Port proposals to reduce worker protections when contracting out unhelpfulPublish By Robert Valenti Updated 12/04/2012 11:23 pm in Opinion / no comments
Media Release: Maritime Union
Thursday April 12, 2012
Members of the Maritime Union were frustrated today that in mediation the Ports of Auckland has tabled a document that presses ahead with reductions to job security for wharfies.
Maritime Union president Garry Parsloe said that company proposals not only reduce employee protections in the event of contracting out, but also continue to insist on the removal of employment security that would result in wharfies having no guaranteed days off, no protection against casualisation and a package that would significantly reduce their pay.

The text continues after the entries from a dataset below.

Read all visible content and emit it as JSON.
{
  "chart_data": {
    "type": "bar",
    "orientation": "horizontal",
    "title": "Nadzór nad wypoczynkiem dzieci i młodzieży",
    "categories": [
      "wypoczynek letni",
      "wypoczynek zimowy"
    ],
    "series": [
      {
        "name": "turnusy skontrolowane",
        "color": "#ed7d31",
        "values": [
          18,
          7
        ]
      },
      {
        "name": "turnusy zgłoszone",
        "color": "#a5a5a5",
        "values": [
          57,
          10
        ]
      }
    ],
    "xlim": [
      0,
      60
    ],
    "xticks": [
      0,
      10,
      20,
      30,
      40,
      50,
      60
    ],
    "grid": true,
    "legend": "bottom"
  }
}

“The Port today tabled an agreement that only contained three changes from their position in December that lead to the contracting out proposal,” Garry Parsloe said.
“The changes today include a guarantee for full timers of 160 hours work per month and 96 hours for part timers and it includes a provision to vary hours with 24 hours notice and cancel shifts with 8 hours notice. Apart from that nothing else has changed.”

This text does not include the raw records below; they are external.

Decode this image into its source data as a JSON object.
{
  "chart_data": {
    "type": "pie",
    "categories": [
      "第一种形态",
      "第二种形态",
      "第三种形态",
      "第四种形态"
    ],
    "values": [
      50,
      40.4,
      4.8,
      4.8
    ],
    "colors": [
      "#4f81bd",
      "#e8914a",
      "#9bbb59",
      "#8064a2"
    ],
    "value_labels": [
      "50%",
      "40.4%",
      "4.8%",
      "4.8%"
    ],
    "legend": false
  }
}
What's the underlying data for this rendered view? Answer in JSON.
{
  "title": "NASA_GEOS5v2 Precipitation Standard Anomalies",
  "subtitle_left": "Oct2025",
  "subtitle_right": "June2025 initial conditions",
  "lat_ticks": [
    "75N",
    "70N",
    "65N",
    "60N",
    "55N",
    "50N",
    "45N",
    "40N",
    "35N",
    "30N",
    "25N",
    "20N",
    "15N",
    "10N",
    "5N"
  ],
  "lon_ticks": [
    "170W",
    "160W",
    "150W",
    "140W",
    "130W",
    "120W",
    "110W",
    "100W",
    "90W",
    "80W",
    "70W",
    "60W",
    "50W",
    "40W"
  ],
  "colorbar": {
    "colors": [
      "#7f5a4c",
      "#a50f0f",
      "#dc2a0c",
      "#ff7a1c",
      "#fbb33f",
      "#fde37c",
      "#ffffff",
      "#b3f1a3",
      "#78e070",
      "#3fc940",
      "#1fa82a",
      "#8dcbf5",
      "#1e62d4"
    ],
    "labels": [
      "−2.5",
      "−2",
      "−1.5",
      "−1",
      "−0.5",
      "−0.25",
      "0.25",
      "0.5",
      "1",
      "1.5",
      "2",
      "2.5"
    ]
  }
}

“Despite the union offering a range of significant proposals to change the current agreement, the Port continues to insist on a whole new agreement which removes basic security.”
Garry Parsloe said Port proposals would see the lack of any guaranteed weekends off, where currently workers have one weekend off in three; no limits on the employment and utilisation of casual staff and a proposal to pay casual workers up to $10 per hour less than permanent staff; the removal of entitlement to rehabilitation when injured; the removal of 5 days leave for workers to spend with a partner after the birth of a new baby; and a number of other changes which will significantly reduce pay and conditions.
“When challenged today about whether or not the proposal by the Port to increase pay by 10% is more than offset by the cuts in pay and conditions in other areas and in addition to a complete removal of employment security, the Port could not respond.”
“The company’s offer to have a non binding, yet to be developed code of practice around some additional issues that would be developed by Port management over the next few months post settlement, is simply unacceptable and unjustified,” Garry Parsloe said.
Mediation is continuing and will proceed to facilitation if needed.
The Maritime Union is committed to achieving a settlement and intends to continue to use the next two days to try to do that, Garry Parsloe said.